We have just completed Fairtrade Fortnight. Thank you to all those local stores that promoted the event and now sell Fairtrade goods and the shoppers who buy them. This is an important cause that has a real impact on people’s lives, as I have seen for myself.

Wearing a Stick with Foncho campaign T-shirt with Collette Som, the Fairtrade ‘banana lady’ of Calne and attending the Shrove Tuesday event at Christ Church in Derry Hill, to hopefully boost the campaign, was the least I could do.

As an aid worker in Central America I have witnessed the terrible suffering when fair wages and prices are not paid.

This impact falls disproportionately on women and girls. Etched on my memory are the sights I saw at the malnourished children’s unit run by Save the Children Fund UK in the north west of Honduras.

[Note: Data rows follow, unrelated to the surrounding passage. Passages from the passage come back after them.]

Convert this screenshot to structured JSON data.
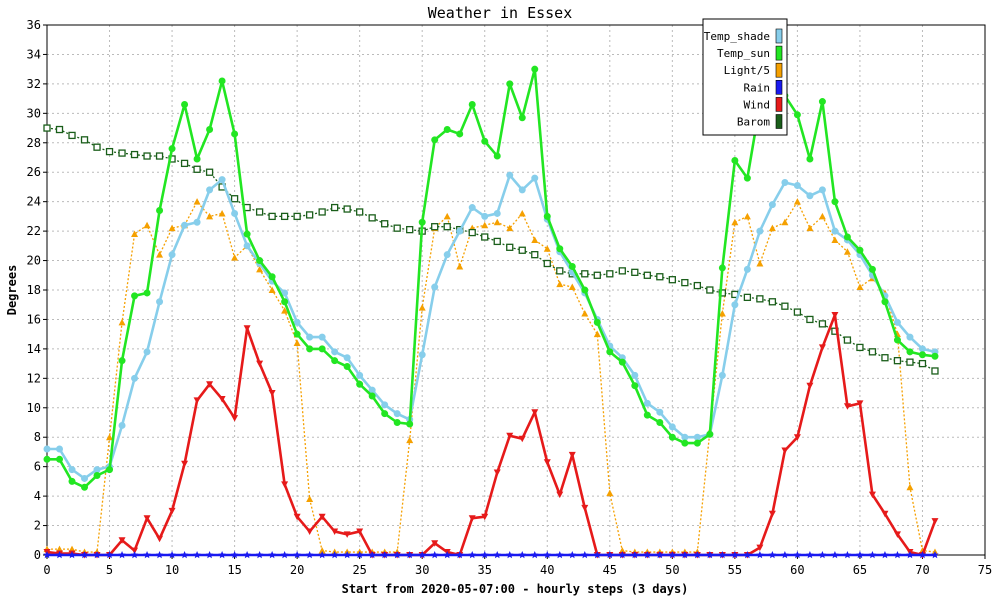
{
  "chart_data": {
    "type": "line",
    "title": "Weather in Essex",
    "xlabel": "Start from 2020-05-07:00 - hourly steps (3 days)",
    "ylabel": "Degrees",
    "xlim": [
      0,
      75
    ],
    "ylim": [
      0,
      36
    ],
    "x_ticks": [
      0,
      5,
      10,
      15,
      20,
      25,
      30,
      35,
      40,
      45,
      50,
      55,
      60,
      65,
      70,
      75
    ],
    "y_ticks": [
      0,
      2,
      4,
      6,
      8,
      10,
      12,
      14,
      16,
      18,
      20,
      22,
      24,
      26,
      28,
      30,
      32,
      34,
      36
    ],
    "grid": true,
    "legend_position": "top-right",
    "x": [
      0,
      1,
      2,
      3,
      4,
      5,
      6,
      7,
      8,
      9,
      10,
      11,
      12,
      13,
      14,
      15,
      16,
      17,
      18,
      19,
      20,
      21,
      22,
      23,
      24,
      25,
      26,
      27,
      28,
      29,
      30,
      31,
      32,
      33,
      34,
      35,
      36,
      37,
      38,
      39,
      40,
      41,
      42,
      43,
      44,
      45,
      46,
      47,
      48,
      49,
      50,
      51,
      52,
      53,
      54,
      55,
      56,
      57,
      58,
      59,
      60,
      61,
      62,
      63,
      64,
      65,
      66,
      67,
      68,
      69,
      70,
      71
    ],
    "series": [
      {
        "name": "Temp_shade",
        "color": "#87ceeb",
        "marker": "circle",
        "style": "solid",
        "values": [
          7.2,
          7.2,
          5.8,
          5.2,
          5.8,
          6.0,
          8.8,
          12.0,
          13.8,
          17.2,
          20.4,
          22.4,
          22.6,
          24.8,
          25.5,
          23.2,
          21.0,
          19.8,
          18.6,
          17.8,
          15.8,
          14.8,
          14.8,
          13.8,
          13.4,
          12.2,
          11.2,
          10.2,
          9.6,
          9.2,
          13.6,
          18.2,
          20.4,
          22.0,
          23.6,
          23.0,
          23.2,
          25.8,
          24.8,
          25.6,
          22.8,
          20.6,
          19.2,
          17.8,
          16.0,
          14.2,
          13.4,
          12.2,
          10.3,
          9.7,
          8.7,
          8.0,
          8.0,
          8.2,
          12.2,
          17.0,
          19.4,
          22.0,
          23.8,
          25.3,
          25.1,
          24.4,
          24.8,
          22.0,
          21.4,
          20.4,
          19.0,
          17.6,
          15.8,
          14.8,
          14.0,
          13.8
        ]
      },
      {
        "name": "Temp_sun",
        "color": "#22e622",
        "marker": "circle",
        "style": "solid",
        "values": [
          6.5,
          6.5,
          5.0,
          4.6,
          5.4,
          5.8,
          13.2,
          17.6,
          17.8,
          23.4,
          27.6,
          30.6,
          26.9,
          28.9,
          32.2,
          28.6,
          21.8,
          20.0,
          18.9,
          17.2,
          15.0,
          14.0,
          14.0,
          13.2,
          12.8,
          11.6,
          10.8,
          9.6,
          9.0,
          8.9,
          22.6,
          28.2,
          28.9,
          28.6,
          30.6,
          28.1,
          27.1,
          32.0,
          29.7,
          33.0,
          23.0,
          20.8,
          19.6,
          18.0,
          15.8,
          13.8,
          13.1,
          11.5,
          9.5,
          9.0,
          8.0,
          7.6,
          7.6,
          8.2,
          19.5,
          26.8,
          25.6,
          30.6,
          31.6,
          31.2,
          29.9,
          26.9,
          30.8,
          24.0,
          21.6,
          20.7,
          19.4,
          17.2,
          14.6,
          13.8,
          13.6,
          13.5
        ]
      },
      {
        "name": "Light/5",
        "color": "#f5a000",
        "marker": "triangle",
        "style": "dotted",
        "values": [
          0.4,
          0.4,
          0.4,
          0.2,
          0.2,
          8.0,
          15.8,
          21.8,
          22.4,
          20.4,
          22.2,
          22.4,
          24.0,
          23.0,
          23.2,
          20.2,
          21.0,
          19.4,
          18.0,
          16.6,
          14.4,
          3.8,
          0.3,
          0.2,
          0.2,
          0.2,
          0.2,
          0.2,
          0.2,
          7.8,
          16.8,
          22.2,
          23.0,
          19.6,
          22.2,
          22.4,
          22.6,
          22.2,
          23.2,
          21.4,
          20.8,
          18.4,
          18.2,
          16.4,
          15.0,
          4.2,
          0.3,
          0.2,
          0.2,
          0.2,
          0.2,
          0.2,
          0.2,
          8.4,
          16.4,
          22.6,
          23.0,
          19.8,
          22.2,
          22.6,
          24.0,
          22.2,
          23.0,
          21.4,
          20.6,
          18.2,
          18.8,
          17.8,
          15.0,
          4.6,
          0.3,
          0.2
        ]
      },
      {
        "name": "Rain",
        "color": "#1a1af0",
        "marker": "star",
        "style": "solid",
        "values": [
          0,
          0,
          0,
          0,
          0,
          0,
          0,
          0,
          0,
          0,
          0,
          0,
          0,
          0,
          0,
          0,
          0,
          0,
          0,
          0,
          0,
          0,
          0,
          0,
          0,
          0,
          0,
          0,
          0,
          0,
          0,
          0,
          0,
          0,
          0,
          0,
          0,
          0,
          0,
          0,
          0,
          0,
          0,
          0,
          0,
          0,
          0,
          0,
          0,
          0,
          0,
          0,
          0,
          0,
          0,
          0,
          0,
          0,
          0,
          0,
          0,
          0,
          0,
          0,
          0,
          0,
          0,
          0,
          0,
          0,
          0,
          0
        ]
      },
      {
        "name": "Wind",
        "color": "#e61a1a",
        "marker": "triangle-down",
        "style": "solid",
        "values": [
          0.2,
          0.1,
          0.1,
          0,
          0,
          0,
          1.0,
          0.3,
          2.5,
          1.1,
          3.0,
          6.2,
          10.5,
          11.6,
          10.6,
          9.3,
          15.4,
          13.0,
          11.0,
          4.8,
          2.6,
          1.6,
          2.6,
          1.6,
          1.4,
          1.6,
          0,
          0,
          0,
          0,
          0,
          0.8,
          0.2,
          0,
          2.5,
          2.6,
          5.6,
          8.1,
          7.9,
          9.7,
          6.3,
          4.1,
          6.8,
          3.2,
          0,
          0,
          0,
          0,
          0,
          0,
          0,
          0,
          0,
          0,
          0,
          0,
          0,
          0.5,
          2.8,
          7.1,
          8.0,
          11.5,
          14.1,
          16.3,
          10.1,
          10.3,
          4.1,
          2.8,
          1.4,
          0.2,
          0,
          2.3
        ]
      },
      {
        "name": "Barom",
        "color": "#1a5e1a",
        "marker": "square",
        "style": "dotted",
        "values": [
          29.0,
          28.9,
          28.5,
          28.2,
          27.7,
          27.4,
          27.3,
          27.2,
          27.1,
          27.1,
          26.9,
          26.6,
          26.2,
          26.0,
          25.0,
          24.2,
          23.6,
          23.3,
          23.0,
          23.0,
          23.0,
          23.1,
          23.3,
          23.6,
          23.5,
          23.3,
          22.9,
          22.5,
          22.2,
          22.1,
          22.0,
          22.3,
          22.3,
          22.1,
          21.9,
          21.6,
          21.3,
          20.9,
          20.7,
          20.4,
          19.8,
          19.3,
          19.1,
          19.1,
          19.0,
          19.1,
          19.3,
          19.2,
          19.0,
          18.9,
          18.7,
          18.5,
          18.3,
          18.0,
          17.8,
          17.7,
          17.5,
          17.4,
          17.2,
          16.9,
          16.5,
          16.0,
          15.7,
          15.2,
          14.6,
          14.1,
          13.8,
          13.4,
          13.2,
          13.1,
          13.0,
          12.5
        ]
      }
    ]
  }
}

There baby girls were treated for starvation. Girls, tragically, in these communities are less valued than boys so when the food runs short they are starved.

The shortage of food was due to seasonal agricultural wages of less than a dollar a day. This was in stark contrast to the agricultural workers in Costa Rica, a country to the south where democracy has lasted for more than 150 years. There I found the daily wage at the time to be a fairer one, of between $19 and $26 a day. This meant a life without hunger for the whole family and children going to school.

So Fairtrade must not just be for a fortnight. It may cost us all a few pence more, but it makes a real difference to people’s lives.

Dr Brian Mathew, North Wiltshire Parliamentary Candidate, Liberal Democrats.